Saya lalu mengenalkan seni lettering dengan memasukkan unsur-unsur kreativitas bagi siswa yang suka dengan seni. Saya juga mengenalkan komik dan poster digital bagi mereka yang suka berkreasi secara digital. Â
Kadang saya juga mengadakan mini debat, alasannya karena ada beberapa siswa saya yang ternyata jago berargumen dan memiliki bibit-bibit public speaker masa depan. Saya juga tidak melupakan siswa saya yang pintar menulis karya ilmiah maupun karya fiksi.
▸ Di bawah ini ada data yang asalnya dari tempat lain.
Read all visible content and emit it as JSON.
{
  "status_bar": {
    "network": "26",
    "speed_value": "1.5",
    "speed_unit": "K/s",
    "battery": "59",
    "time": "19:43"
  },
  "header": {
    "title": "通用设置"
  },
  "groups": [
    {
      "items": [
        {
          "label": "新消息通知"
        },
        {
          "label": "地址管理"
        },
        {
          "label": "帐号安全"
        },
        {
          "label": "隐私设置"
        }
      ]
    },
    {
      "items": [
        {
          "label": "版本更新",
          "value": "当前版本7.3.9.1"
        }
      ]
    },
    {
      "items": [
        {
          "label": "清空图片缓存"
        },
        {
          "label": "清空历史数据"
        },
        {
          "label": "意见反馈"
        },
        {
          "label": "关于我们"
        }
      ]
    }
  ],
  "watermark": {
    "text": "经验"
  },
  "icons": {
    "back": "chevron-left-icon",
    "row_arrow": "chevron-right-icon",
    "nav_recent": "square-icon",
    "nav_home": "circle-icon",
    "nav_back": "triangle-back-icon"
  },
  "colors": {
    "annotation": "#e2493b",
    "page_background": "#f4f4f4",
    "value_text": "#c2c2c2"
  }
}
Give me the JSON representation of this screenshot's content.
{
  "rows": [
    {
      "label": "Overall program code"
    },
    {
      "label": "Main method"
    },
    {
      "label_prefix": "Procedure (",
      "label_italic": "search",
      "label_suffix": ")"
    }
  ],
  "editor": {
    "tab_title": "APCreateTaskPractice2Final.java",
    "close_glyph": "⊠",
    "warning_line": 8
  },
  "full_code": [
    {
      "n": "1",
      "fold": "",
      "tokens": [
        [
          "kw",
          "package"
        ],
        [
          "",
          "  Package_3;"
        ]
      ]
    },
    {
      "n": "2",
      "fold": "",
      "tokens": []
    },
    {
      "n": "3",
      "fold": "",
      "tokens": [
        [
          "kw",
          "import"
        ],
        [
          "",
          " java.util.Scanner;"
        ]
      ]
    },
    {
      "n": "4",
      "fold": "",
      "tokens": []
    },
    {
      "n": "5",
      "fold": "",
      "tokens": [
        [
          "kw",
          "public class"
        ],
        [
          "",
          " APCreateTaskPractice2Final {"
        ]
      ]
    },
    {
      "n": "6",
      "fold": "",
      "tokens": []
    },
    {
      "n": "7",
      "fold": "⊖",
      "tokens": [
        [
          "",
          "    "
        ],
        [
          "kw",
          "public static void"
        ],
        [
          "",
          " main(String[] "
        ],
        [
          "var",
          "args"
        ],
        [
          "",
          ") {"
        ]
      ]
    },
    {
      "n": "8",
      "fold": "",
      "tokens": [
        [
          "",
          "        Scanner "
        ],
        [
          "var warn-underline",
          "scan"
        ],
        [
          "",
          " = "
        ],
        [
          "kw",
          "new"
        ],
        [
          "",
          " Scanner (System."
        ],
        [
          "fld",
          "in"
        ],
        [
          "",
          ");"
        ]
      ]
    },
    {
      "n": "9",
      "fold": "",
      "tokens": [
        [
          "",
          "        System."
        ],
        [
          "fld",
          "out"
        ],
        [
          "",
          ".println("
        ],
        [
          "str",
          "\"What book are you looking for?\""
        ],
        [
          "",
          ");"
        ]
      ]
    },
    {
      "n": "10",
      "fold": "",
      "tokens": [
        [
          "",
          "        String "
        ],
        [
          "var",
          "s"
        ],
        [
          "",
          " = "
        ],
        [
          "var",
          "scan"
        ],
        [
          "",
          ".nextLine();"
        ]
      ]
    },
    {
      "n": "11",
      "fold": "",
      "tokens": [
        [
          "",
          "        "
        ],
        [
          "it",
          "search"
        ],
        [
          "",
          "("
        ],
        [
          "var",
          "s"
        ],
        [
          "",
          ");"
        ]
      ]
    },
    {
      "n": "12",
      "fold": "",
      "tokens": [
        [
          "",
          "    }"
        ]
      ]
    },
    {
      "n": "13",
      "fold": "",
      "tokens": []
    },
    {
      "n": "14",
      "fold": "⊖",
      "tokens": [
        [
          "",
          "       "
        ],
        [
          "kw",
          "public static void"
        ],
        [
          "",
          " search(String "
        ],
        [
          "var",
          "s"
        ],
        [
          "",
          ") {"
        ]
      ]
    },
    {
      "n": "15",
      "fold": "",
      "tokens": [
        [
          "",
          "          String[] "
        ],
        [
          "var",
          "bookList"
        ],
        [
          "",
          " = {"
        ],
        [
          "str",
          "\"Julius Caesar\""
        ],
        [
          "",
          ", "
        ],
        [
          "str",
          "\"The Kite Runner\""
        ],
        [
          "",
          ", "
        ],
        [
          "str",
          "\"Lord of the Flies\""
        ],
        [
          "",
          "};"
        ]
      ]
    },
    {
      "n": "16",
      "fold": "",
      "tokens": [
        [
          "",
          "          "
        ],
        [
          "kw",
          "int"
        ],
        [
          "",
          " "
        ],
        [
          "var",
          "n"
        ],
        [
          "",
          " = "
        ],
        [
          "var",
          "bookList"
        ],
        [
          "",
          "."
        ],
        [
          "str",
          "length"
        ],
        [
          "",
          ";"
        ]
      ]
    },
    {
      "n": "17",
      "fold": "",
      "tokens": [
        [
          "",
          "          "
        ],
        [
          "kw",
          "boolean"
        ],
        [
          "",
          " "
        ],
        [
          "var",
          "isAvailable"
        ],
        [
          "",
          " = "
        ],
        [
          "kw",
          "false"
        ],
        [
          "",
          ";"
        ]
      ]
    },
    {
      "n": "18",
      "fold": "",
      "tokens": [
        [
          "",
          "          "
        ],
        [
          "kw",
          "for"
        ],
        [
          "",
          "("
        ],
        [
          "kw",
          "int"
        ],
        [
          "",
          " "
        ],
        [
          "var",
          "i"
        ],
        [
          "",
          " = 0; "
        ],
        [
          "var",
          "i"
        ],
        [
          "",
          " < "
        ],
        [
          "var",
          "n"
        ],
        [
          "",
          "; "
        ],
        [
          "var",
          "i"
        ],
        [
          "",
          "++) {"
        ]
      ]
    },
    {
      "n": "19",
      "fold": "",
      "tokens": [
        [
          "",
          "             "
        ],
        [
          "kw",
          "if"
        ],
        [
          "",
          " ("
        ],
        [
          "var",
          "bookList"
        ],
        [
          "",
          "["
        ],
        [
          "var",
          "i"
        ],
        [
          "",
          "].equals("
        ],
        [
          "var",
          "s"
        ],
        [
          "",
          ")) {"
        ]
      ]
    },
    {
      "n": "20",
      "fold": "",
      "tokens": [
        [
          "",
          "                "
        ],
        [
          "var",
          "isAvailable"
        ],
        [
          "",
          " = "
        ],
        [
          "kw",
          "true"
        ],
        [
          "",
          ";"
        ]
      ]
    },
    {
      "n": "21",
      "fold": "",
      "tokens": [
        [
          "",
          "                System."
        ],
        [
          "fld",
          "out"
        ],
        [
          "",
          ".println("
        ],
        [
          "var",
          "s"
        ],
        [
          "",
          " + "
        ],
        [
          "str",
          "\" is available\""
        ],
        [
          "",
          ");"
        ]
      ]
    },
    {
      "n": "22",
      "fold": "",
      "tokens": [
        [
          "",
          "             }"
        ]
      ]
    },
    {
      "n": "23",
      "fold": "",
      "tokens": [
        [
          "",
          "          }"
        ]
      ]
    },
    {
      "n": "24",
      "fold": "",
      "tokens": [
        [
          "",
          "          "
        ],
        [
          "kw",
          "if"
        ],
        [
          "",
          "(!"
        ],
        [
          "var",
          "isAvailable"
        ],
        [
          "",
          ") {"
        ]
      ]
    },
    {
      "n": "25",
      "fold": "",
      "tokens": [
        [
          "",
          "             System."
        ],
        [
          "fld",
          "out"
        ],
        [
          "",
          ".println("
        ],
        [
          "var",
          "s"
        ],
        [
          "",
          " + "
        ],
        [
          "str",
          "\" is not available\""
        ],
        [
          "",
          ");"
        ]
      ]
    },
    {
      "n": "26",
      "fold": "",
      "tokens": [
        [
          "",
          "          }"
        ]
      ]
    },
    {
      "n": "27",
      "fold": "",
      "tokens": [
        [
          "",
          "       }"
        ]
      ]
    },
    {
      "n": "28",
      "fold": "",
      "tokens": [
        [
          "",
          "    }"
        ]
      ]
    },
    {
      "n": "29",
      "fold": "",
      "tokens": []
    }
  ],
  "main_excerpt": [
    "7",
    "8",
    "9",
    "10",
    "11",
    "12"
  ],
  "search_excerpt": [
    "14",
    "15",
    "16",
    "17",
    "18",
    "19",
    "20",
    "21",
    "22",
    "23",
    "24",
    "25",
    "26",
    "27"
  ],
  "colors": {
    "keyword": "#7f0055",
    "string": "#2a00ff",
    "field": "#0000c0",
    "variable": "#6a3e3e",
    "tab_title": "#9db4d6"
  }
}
Saya begitu terharu ketika ada salah satu siswa saya menyerahkan berlembar-lembar tulisan cerpennya kepada saya padahal saya bukan guru bahasa Indonesia. Ternyata anak ini suka menulis cerita bertema kritik sosial, sebuah tema besar dalam pelajaran PPKn dan sedang dilirik pasar penerbit saat ini.
Saya menemukan banyak sekali bakat terpendam yang bervariasi lantas mengelaborasikannya dengan materi. Bayangkan jika guru hanya melihat seisi kelas dengan angka-angka nilai ulangan pilihan ganda dan esai saja, maka apa bedanya dengan zamannya saya sekolah sepuluh tahun lalu?
Kedua, karakter, lokasi, dan fasilitas sekolah yang berbeda-beda. Kurikulum Merdeka tidak memaksa seluruh sekolah di Indonesia untuk memiliki metode yang sama. Setiap sekolah memiliki ciri khas dan daya ketahanannya masing-masing.
Seperti di sekolah tempat saya mengajar, fasilitas digital di dalamnya cukup mendukung jadi tidak ada alasan bagi saya untuk tidak memanfaatkan fasilitas tersebut. Jika biasanya guru presentasi dengan PPT atau menulis di papan tulis saja, maka saya kadang menggunakan Canva, Notability, Endless Paper, GoodNotes 5, Muse, dan FreeForm.